Destinées à intimider et à faire taire les critiques, les affaires SLAPP (Strategic Lawsuits Against Public Participation – poursuites juridiques contre la mobilisation publique) constituent une part importante de ces harcèlements judiciaires.
Les SLAPP sont une forme d’action judiciaire visant à entraver la participation publique et à dissuader la liberté d’expression autour des questions d'intérêt public. Ces procès constituent une menace importante pour le respect de la liberté des médias pluralistes et la création « d’un environnement favorable à la participation au débat public », selon un rapport publié par le Parlement européen.
À travers des formes de harcèlement judiciaire telles que les SLAPP portées par des acteurs puissants tels que des institutions étatiques, des agents publics, des organisations ou des personnes liées à l'État, « le processus judiciaire en soi sert de punition », déclare Ceren İskit, coordinatrice de recherche auprès du CFWIJ.
Le message est clair, s’aligner ou faire face à la colère de l’état
Ceren İskit souligne un « ciblage flagrant et systématique des femmes journalistes », et affirme que « le harcèlement judiciaire est l’une des violations les plus fréquentes à l’égard les femmes journalistes. Parmi les autres violations courantes figurent les détentions, les campagnes de trolls organisées et les attaques sur le terrain. »
Fondée en 2017, la CFWIJ est un réseau de soutien et de plaidoyer pour les femmes journalistes du monde entier, visant à combler le fossé entre les sexes en matière de liberté de la presse. Lancé en 2019, le projet Press Freedom Newsroom de la CFWIJ couvre 128 pays et enregistre les violations contre les femmes journalistes avec la publication de rapports réguliers.
Dans une interview relâchée à Medfeminiswiya, Ceren İskit, détaille la situation actuelle en Turquie :
Selon le dernier rapport « Press Freedom Status For Women Journalists » du CFWIJ, la Turquie est le pays qui compte le plus grand nombre de poursuites judiciaires contre les femmes journalistes. Pouvez-vous expliquer de quel genre de cas s’agit-il ?

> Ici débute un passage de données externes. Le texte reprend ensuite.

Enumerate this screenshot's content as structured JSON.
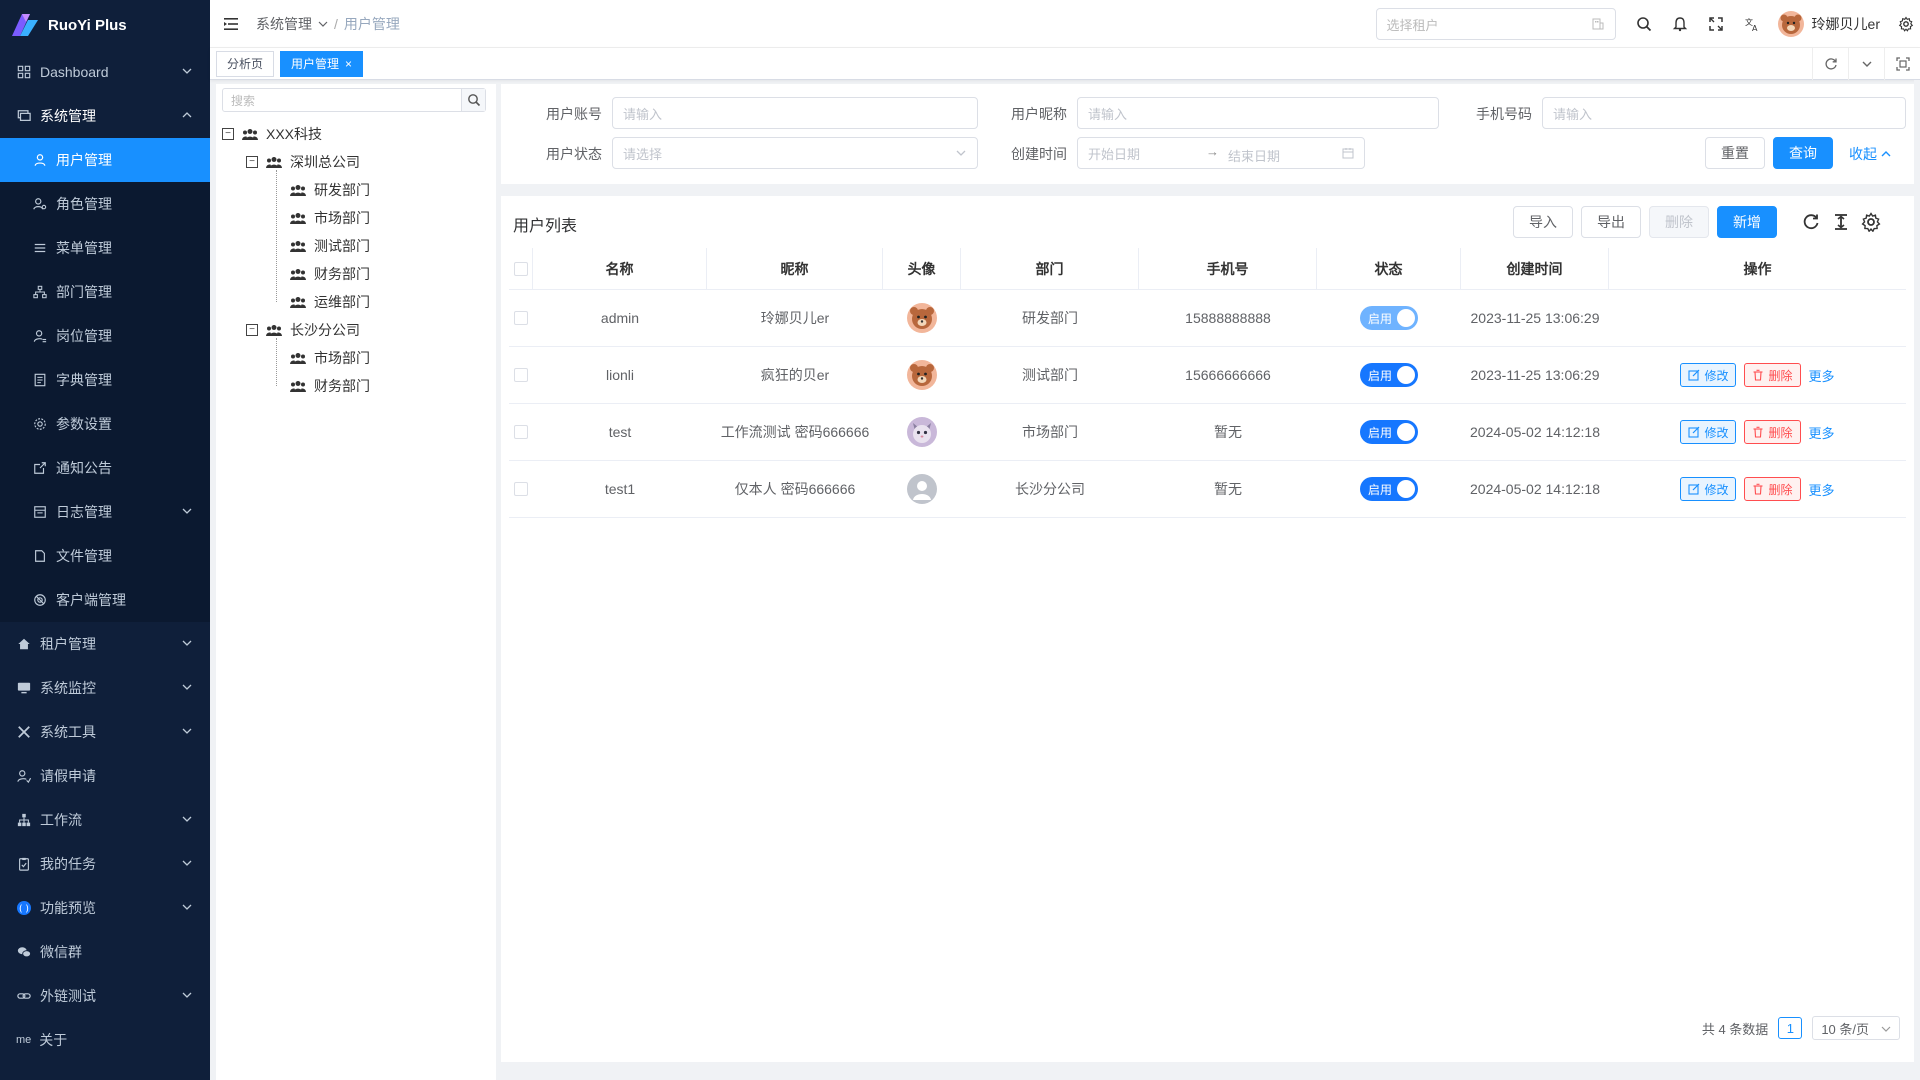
{
  "app": {
    "name": "RuoYi Plus"
  },
  "sidebar": {
    "items": [
      {
        "label": "Dashboard",
        "icon": "dashboard-icon",
        "chevron": "down"
      },
      {
        "label": "系统管理",
        "icon": "system-icon",
        "chevron": "up",
        "open": true
      },
      {
        "label": "用户管理",
        "icon": "user-icon",
        "sub": true,
        "active": true
      },
      {
        "label": "角色管理",
        "icon": "role-icon",
        "sub": true
      },
      {
        "label": "菜单管理",
        "icon": "menu-icon",
        "sub": true
      },
      {
        "label": "部门管理",
        "icon": "tree-icon",
        "sub": true
      },
      {
        "label": "岗位管理",
        "icon": "post-icon",
        "sub": true
      },
      {
        "label": "字典管理",
        "icon": "dict-icon",
        "sub": true
      },
      {
        "label": "参数设置",
        "icon": "settings-icon",
        "sub": true
      },
      {
        "label": "通知公告",
        "icon": "notice-icon",
        "sub": true
      },
      {
        "label": "日志管理",
        "icon": "log-icon",
        "sub": true,
        "chevron": "down"
      },
      {
        "label": "文件管理",
        "icon": "file-icon",
        "sub": true
      },
      {
        "label": "客户端管理",
        "icon": "client-icon",
        "sub": true
      },
      {
        "label": "租户管理",
        "icon": "tenant-icon",
        "chevron": "down"
      },
      {
        "label": "系统监控",
        "icon": "monitor-icon",
        "chevron": "down"
      },
      {
        "label": "系统工具",
        "icon": "tool-icon",
        "chevron": "down"
      },
      {
        "label": "请假申请",
        "icon": "leave-icon"
      },
      {
        "label": "工作流",
        "icon": "workflow-icon",
        "chevron": "down"
      },
      {
        "label": "我的任务",
        "icon": "task-icon",
        "chevron": "down"
      },
      {
        "label": "功能预览",
        "icon": "preview-icon",
        "chevron": "down"
      },
      {
        "label": "微信群",
        "icon": "wechat-icon"
      },
      {
        "label": "外链测试",
        "icon": "link-icon",
        "chevron": "down"
      },
      {
        "label": "关于",
        "icon": "me-icon",
        "icon_text": "me"
      }
    ]
  },
  "header": {
    "breadcrumb": [
      "系统管理",
      "用户管理"
    ],
    "tenant_placeholder": "选择租户",
    "user_name": "玲娜贝儿er"
  },
  "tags": [
    {
      "label": "分析页",
      "active": false
    },
    {
      "label": "用户管理",
      "active": true,
      "close": "×"
    }
  ],
  "dept_tree": {
    "search_placeholder": "搜索",
    "nodes": [
      {
        "label": "XXX科技",
        "level": 0,
        "toggle": "−"
      },
      {
        "label": "深圳总公司",
        "level": 1,
        "toggle": "−"
      },
      {
        "label": "研发部门",
        "level": 2
      },
      {
        "label": "市场部门",
        "level": 2
      },
      {
        "label": "测试部门",
        "level": 2
      },
      {
        "label": "财务部门",
        "level": 2
      },
      {
        "label": "运维部门",
        "level": 2
      },
      {
        "label": "长沙分公司",
        "level": 1,
        "toggle": "−"
      },
      {
        "label": "市场部门",
        "level": 2
      },
      {
        "label": "财务部门",
        "level": 2
      }
    ]
  },
  "search_form": {
    "account_label": "用户账号",
    "account_placeholder": "请输入",
    "nickname_label": "用户昵称",
    "nickname_placeholder": "请输入",
    "phone_label": "手机号码",
    "phone_placeholder": "请输入",
    "status_label": "用户状态",
    "status_placeholder": "请选择",
    "created_label": "创建时间",
    "start_placeholder": "开始日期",
    "range_sep": "→",
    "end_placeholder": "结束日期",
    "reset_label": "重置",
    "query_label": "查询",
    "collapse_label": "收起"
  },
  "user_table": {
    "title": "用户列表",
    "buttons": {
      "import": "导入",
      "export": "导出",
      "delete": "删除",
      "add": "新增"
    },
    "columns": [
      "名称",
      "昵称",
      "头像",
      "部门",
      "手机号",
      "状态",
      "创建时间",
      "操作"
    ],
    "rows": [
      {
        "name": "admin",
        "nickname": "玲娜贝儿er",
        "avatar": "bear",
        "dept": "研发部门",
        "phone": "15888888888",
        "status": "启用",
        "created": "2023-11-25 13:06:29",
        "ops": false
      },
      {
        "name": "lionli",
        "nickname": "疯狂的贝er",
        "avatar": "bear",
        "dept": "测试部门",
        "phone": "15666666666",
        "status": "启用",
        "created": "2023-11-25 13:06:29",
        "ops": true
      },
      {
        "name": "test",
        "nickname": "工作流测试 密码666666",
        "avatar": "cat",
        "dept": "市场部门",
        "phone": "暂无",
        "status": "启用",
        "created": "2024-05-02 14:12:18",
        "ops": true
      },
      {
        "name": "test1",
        "nickname": "仅本人 密码666666",
        "avatar": "default",
        "dept": "长沙分公司",
        "phone": "暂无",
        "status": "启用",
        "created": "2024-05-02 14:12:18",
        "ops": true
      }
    ],
    "op_labels": {
      "edit": "修改",
      "delete": "删除",
      "more": "更多"
    }
  },
  "pagination": {
    "total_text": "共 4 条数据",
    "current_page": "1",
    "page_size": "10 条/页"
  },
  "colors": {
    "primary": "#1890ff",
    "sidebar_bg": "#0f1f3a",
    "danger": "#ff4d4f"
  }
}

Le harcèlement judiciaire est à la tête des cas que nous documentons et malheureusement, la Turquie se classe au premier rang, suivie par l'Inde, la Russie et la Chine. Depuis début 2022, nous avons documenté au moins 49 affaires judiciaires différentes à l’égard des femmes journalistes à travers le monde. Près de 80 % de ces affaires ont eu lieu en Turquie, dont 33 sont des poursuites pénales contre des femmes journalistes et six sont des poursuites civiles, y compris des affaires SLAPP.
Les femmes journalistes sont poursuivies soit en raison de leurs reportages, soit à cause des publications partagées sur les réseaux sociaux.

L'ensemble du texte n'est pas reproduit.